The first time I watched the 2006 documentary The Devil and Daniel Johnston, I knew that I had been missing something terribly special. How could my parents have been so inconsiderate? How could I not have been born in time to hear this man live in his prime, to have been able to drive down to Austin in my '78 Gremlin or something similarly honorable? It was also the closest a documentary has come to making me cry, but that's another story. That touching biopic ended with Daniel lovingly and detachedly standing over his parents, who were sitting in chairs on their lawn. Their fears? That they would die soon and Daniel would be left alone with nobody to care for him. Let's get something straight, to let that happen would be a sin that the entirety of American society would share the collective guilt for. It it would be a crushing defeat for the urkunstler that is Daniel Johnston. For you Teutonophobes out there, that translates roughly to "primal artist." Because that's just what Daniel is, he's the musician in rawest form. The complex processes which are refined into artists as wide ranging as Britney Spears and My Robot Friend are Daniel Johnston. Daniel Johnston is not outsider music, Daniel Johnston is not good music, Daniel Johnston is music.

Besides showing where my allegiances lie, those last couple sentences present a serious problem for Daniel's new album, Is and Always Was. If you've read anything else about this album, you'll know that Jason Faulkner has produced it. If you haven't, read on, I'll explain. Jason Faulkner is a highly accomplished producer who has worked with such (not so) minor names as AIR, Beck, and Paul McCartney, at least these seem to be the artists chosen by pretty much anybody who's talking about him. Let's not get anything wrong, the first two are some of my all-time favorites, but for all Beck's eclectic posing, its pretty clear that poor Mr. Faulkner hasn't ever had anyone quite like Mr. Johnston to deal with.

So what's the result?

The result is an album that sounds an awful lot like AIR, Beck, and instrumental Paul McCartney, but with Johnston's grating voice sailing above it. Of course, this isn't a bad thing, oh no, not by any means. The album sounds wonderful, it is all the heart-moving power of the instrumentals with a painful kick in the soul by way of Daniel's vocals. If Daniel is to embody anything besides music, it is obviously unrequited love, and he delivers in this album. The difference, is that instead of his old recordings, which sounded like tortured Valentines Day cards, their low-fi mumblings agonizing but harmless, some of the new songs sound like rainbow-colored skywritings of love or megaphone messages of devotion outside girls' houses. Its not difficult to find Johnston's true love Laurie slipping in and out of the words...sort of like Casper, you know?

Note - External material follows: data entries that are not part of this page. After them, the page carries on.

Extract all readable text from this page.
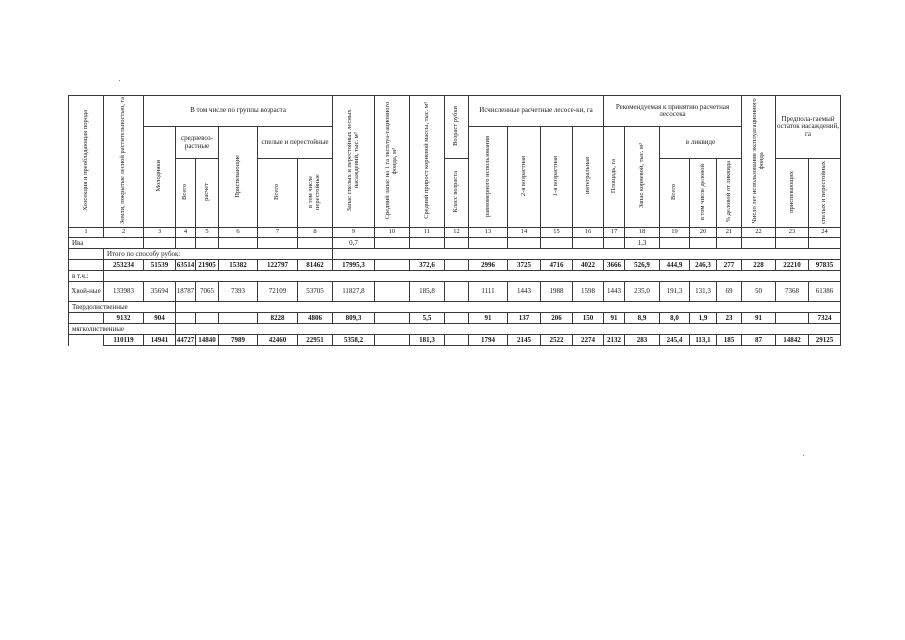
Хозсекция и преобладающая порода	Земли, покрытые лесной растительностью, га	В том числе по группы возраста						Запас спелых и перестойных лесных насаждений, тыс. м³	Средний запас на 1 га эксплуа-тационного фонда, м³	Средний прирост корневой массы, тыс. м³	Возраст рубки	Исчисленные расчетные лесосе-ки, га				Рекомендуемая к принятию расчетная лесосека					Число лет использования эксплуатационного фонда	Предпола-гаемый остаток насаждений, га	
		Молодняки	средневоз-растные		Приспевающие	спелые и перестойные						равномерного использования	2-я возрастная	1-я возрастная	интегральная	Площадь, га	Запас корневой, тыс. м³	в ликвиде					
			Всего	расчет		Всего	в том числе перестойные				Класс возраста							Всего	в том числе деловой	% деловой от ликвида		приспевающих	спелых и перестойных
1	2	3	4	5	6	7	8	9	10	11	12	13	14	15	16	17	18	19	20	21	22	23	24
Ива								0,7									1,3						
	Итого по способу рубок:																						
	253234	51539	63514	21905	15382	122797	81462	17995,3		372,6		2996	3725	4716	4022	3666	526,9	444,9	246,3	277	228	22210	97835
в т.ч.:																							
Хвой-ные	133983	35694	18787	7065	7393	72109	53705	11827,8		185,8		1111	1443	1988	1598	1443	235,0	191,3	131,3	69	50	7368	61386
Твердолиственные																							
	9132	904				8228	4806	809,3		5,5		91	137	206	150	91	8,9	8,0	1,9	23	91		7324
мягколиственные																							
	110119	14941	44727	14840	7989	42460	22951	5358,2		181,3		1794	2145	2522	2274	2132	283	245,4	113,1	185	87	14842	29125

Highlights include the title track "Is and Always Was" (think about that megaphone), "Mind Moves", the staggering "Light of Day," "Lost in My Infinite Memory," which shamelessly embodies that AIR/Beck fusion in its instrumentals, and the track that doesn't sound the best by any means, but strikes me as the most Daniel of all the songs, "Without You." At any rate, if love is troubling you, here's an album for the centuries. If not, well I hate to break it to you, but you don't exist.

-Propsonnotbarfing

TomGACL ,

Amazing!

Awesome to see Daniel Johnston back with NEW music. The songs rock and sound good with the full studio treatment.

itsmetyler ,

Great Album!

This album is amazing! I'm so glad that Daniel's new music is finally released.